July 6, 2016 By Koen Van Impe 4 min read

Blockchain technology has become one of the hottest trending topics within the computer world in the last couple years. The public has primarily come in contact with blockchains through the use of bitcoins, but there’s more to blockchains than cryptocurrency.

What Is Blockchain Technology?

What is a blockchain? Very simply put, a blockchain is a database that maintains a continuously growing set of data records. It is distributed in nature, meaning that there is no master computer holding the entire chain. Rather, the participating nodes have a copy of the chain. It’s also ever-growing — data records are only added to the chain.

A blockchain consists of two types of elements:

  • Transactions are the actions created by the participants in the system.
  • Blocks record these transactions and make sure they are in the correct sequence and have not been tampered with. Blocks also record a time stamp when the transactions were added.

What Are Some Advantages?

The big advantage of blockchain is that it’s public. Everyone participating can see the blocks and the transactions stored in them. This doesn’t mean everyone can see the actual content of your transaction, however; that’s protected by your private key.

A blockchain is decentralized, so there is no single authority that can approve the transactions or set specific rules to have transactions accepted. That means there’s a huge amount of trust involved since all the participants in the network have to reach a consensus to accept transactions.

Most importantly, it’s secure. The database can only be extended and previous records cannot be changed (at least, there’s a very high cost if someone wants to alter previous records).

How Does It Work?

When someone wants to add a transaction to the chain, all the participants in the network will validate it. They do this by applying an algorithm to the transaction to verify its validity. What exactly is understood by “valid” is defined by the blockchain system and can differ between systems. Then it is up to a majority of the participants to agree that the transaction is valid.

A set of approved transactions are then bundled in a block, which gets sent to all the nodes in the network. They in turn validate the new block. Each successive block contains a hash, which is a unique fingerprint, of the previous block.

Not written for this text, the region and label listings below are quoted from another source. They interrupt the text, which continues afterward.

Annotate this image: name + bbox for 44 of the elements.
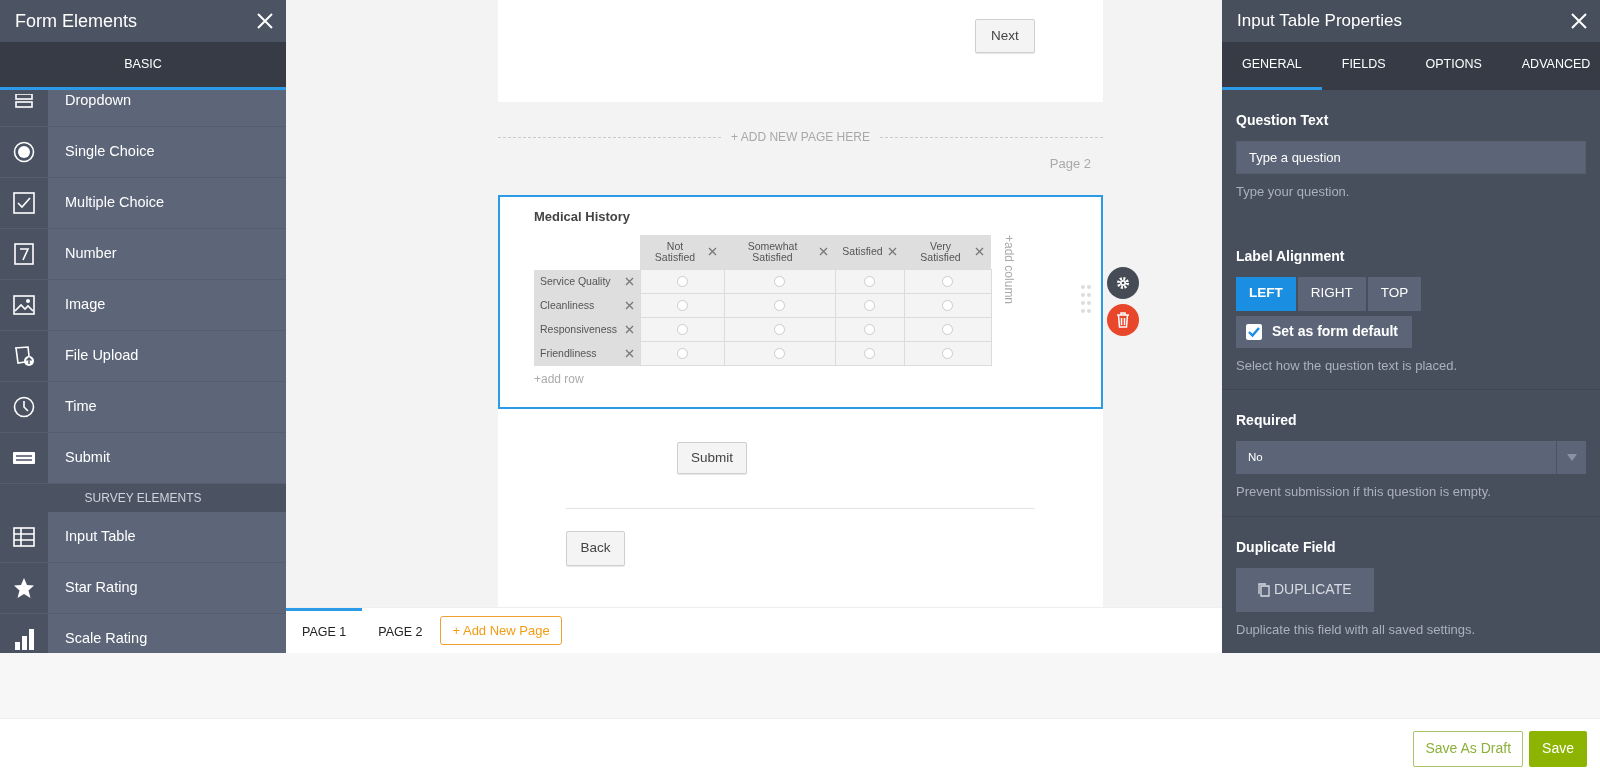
question-input[interactable]: Type a question xyxy=(1236,141,1586,174)
sidebar-item[interactable]: Input Table xyxy=(0,512,286,563)
duplicate-button[interactable]: DUPLICATE xyxy=(1236,567,1374,612)
help-text: Duplicate this field with all saved settings. xyxy=(1236,620,1477,639)
help-text: Prevent submission if this question is empty. xyxy=(1236,483,1492,501)
row-label: Cleanliness xyxy=(540,297,595,313)
row-label: Friendliness xyxy=(540,345,597,361)
help-text: Select how the question text is placed. xyxy=(1236,356,1459,375)
column-header: Very Satisfied xyxy=(919,240,962,263)
field-label: Question Text xyxy=(1236,111,1330,130)
page-label: Page 2 xyxy=(1049,155,1092,173)
question-title: Medical History xyxy=(534,208,632,226)
help-text: Type your question. xyxy=(1236,183,1351,201)
panel-title: Input Table Properties xyxy=(1237,10,1403,33)
alignment-option[interactable]: LEFT xyxy=(1236,276,1296,311)
column-header: Not Satisfied xyxy=(653,240,697,263)
sidebar-item[interactable]: Star Rating xyxy=(0,563,286,614)
sidebar-item[interactable]: Number xyxy=(0,229,286,280)
sidebar-item[interactable]: Time xyxy=(0,382,286,433)
column-header: Satisfied xyxy=(842,246,883,258)
sidebar-item[interactable]: Multiple Choice xyxy=(0,178,286,229)
submit-button[interactable]: Submit xyxy=(677,442,747,474)
section-header: SURVEY ELEMENTS xyxy=(0,484,286,512)
panel-title: Form Elements xyxy=(15,9,138,33)
row-label: Service Quality xyxy=(540,273,611,289)
back-button[interactable]: Back xyxy=(566,531,625,566)
tab[interactable]: GENERAL xyxy=(1222,42,1322,90)
field-label: Required xyxy=(1236,411,1298,430)
sidebar-item[interactable]: Dropdown xyxy=(0,90,286,127)
alignment-option[interactable]: RIGHT xyxy=(1297,276,1366,311)
required-select[interactable]: No xyxy=(1236,441,1586,474)
sidebar-item[interactable]: File Upload xyxy=(0,331,286,382)
row-label: Responsiveness xyxy=(540,321,618,337)
sidebar-item[interactable]: Single Choice xyxy=(0,127,286,178)
tab[interactable]: OPTIONS xyxy=(1405,42,1502,90)
column-header: Somewhat Satisfied xyxy=(746,240,799,263)
alignment-option[interactable]: TOP xyxy=(1367,276,1422,311)
tab[interactable]: FIELDS xyxy=(1321,42,1406,90)
field-label: Duplicate Field xyxy=(1236,537,1337,557)
next-button[interactable]: Next xyxy=(975,19,1035,53)
tab[interactable]: ADVANCED xyxy=(1501,42,1600,90)
checkbox-label: Set as form default xyxy=(1272,322,1399,341)
field-label: Label Alignment xyxy=(1236,246,1346,266)
sidebar-item[interactable]: Image xyxy=(0,280,286,331)
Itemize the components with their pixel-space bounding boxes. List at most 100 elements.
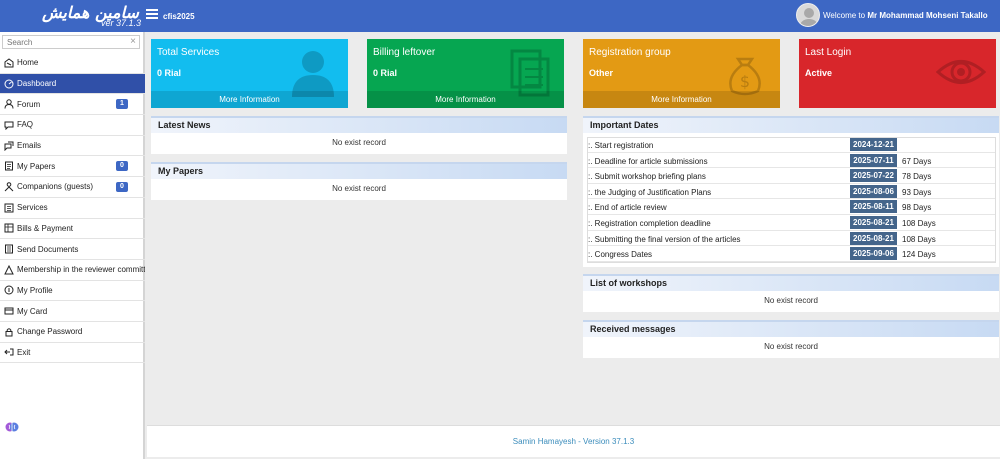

Different Types of Blockchains

There are two main types of blockchains:

  • In a public blockchain, everyone can read or write data. Some public blockchains limit the access to just reading or writing. Bitcoin, for example, uses an approach where anyone can write.
  • In a private blockchain, all the participants are known and trusted. This is useful when the blockchain is used between companies that belong to the same legal mother entity.

Practical Implementations of Blockchain Technology


One of the most well-known implementations of the blockchain technology is bitcoin, a digital payment system.

Bitcoin technology is used for various valid transactions and payments, but the bad guys have also made use of it. Many recent forms of ransomware request victims pay a certain number of bitcoins to get their files unlocked. We’ve also seen bitcoin being used in various extortion schemes. For example, attackers threaten to launch a distributed denial-of-service (DDoS) attack if you don’t pay ransom in bitcoin.

There’s not a single instance that controls bitcoins. The distributed nature of the technology allows for a decentralized ecosystem. Because bitcoins deal with real payments and there’s no physical coin, it’s also important that participants are not able to spend the money more than once or undo a payment once the service has been received. The system also must ensure users cannot spend money that doesn’t belong to them. All of this is provided by the underlying technology, together with some extras.


But bitcoin isn’t the only system that employs blockchains. Ethereum is a system for building decentralized applications that uses blockchains. These applications then perform transactions according to certain rules, called a contract. Don’t look at this as a legal contract — it’s merely a trigger for an application to carry out code when it receives a transaction. That makes a great solution for the Internet of Things (IoT).

Let’s look at a practical example: You have storage space you’d like to put up for rent. In a traditional model, you have to employ a third party that handles the payment. Most of the time, this requires you to give some sort of fee to that middleman.

With the new solutions on Ethereum, you can imagine a situation in which the lock to the storage space only opens when a transaction has been performed (the payment by your customer, directly to you). Once the space is no longer needed, the customer can relock your space, and that transaction automatically triggers a new payment (maybe including some costs for cleanup, etc.).

There is still payment involved, but you no longer need to pay a fee to a third party. The use of the service is all handled by what’s called a smart contract.

Cutting Out the Middleman

In the traditional banking world, you still have to pay some sort of fee to banks handling your money. With blockchain technology this could be removed, reducing the global cost for conducting financial transactions. But not everyone agrees that removing the middleman entirely is feasible.

A report published by the SWIFT Institute argued that the technology does not entirely remove the need for third parties, even if it demands a “substantial re-engineering of business processes across multiple securities market firms.” However, this should be put in context since SWIFT provides a network for secure and reliable financial transactions.


Although blockchain technology is not that new of a technology, the practical implementations that go beyond the traditional digital payment system are still relatively young.

The IoT requires us all to solve a lot of new challenges. Providing technologies that allow for secure, fast transactions between the participants in that new world is just one of those obstacles. The traditional model of having a mediator between service and user must evolve.

As with all new technologies, these will also introduce their own set of security issues. Large-scale attacks on smart contracts have yet to materialize, but we’ve already seen the first reports on vulnerabilities that could lead to them. Don’t be afraid of new technologies, but use common sense when you adopt them in your environment.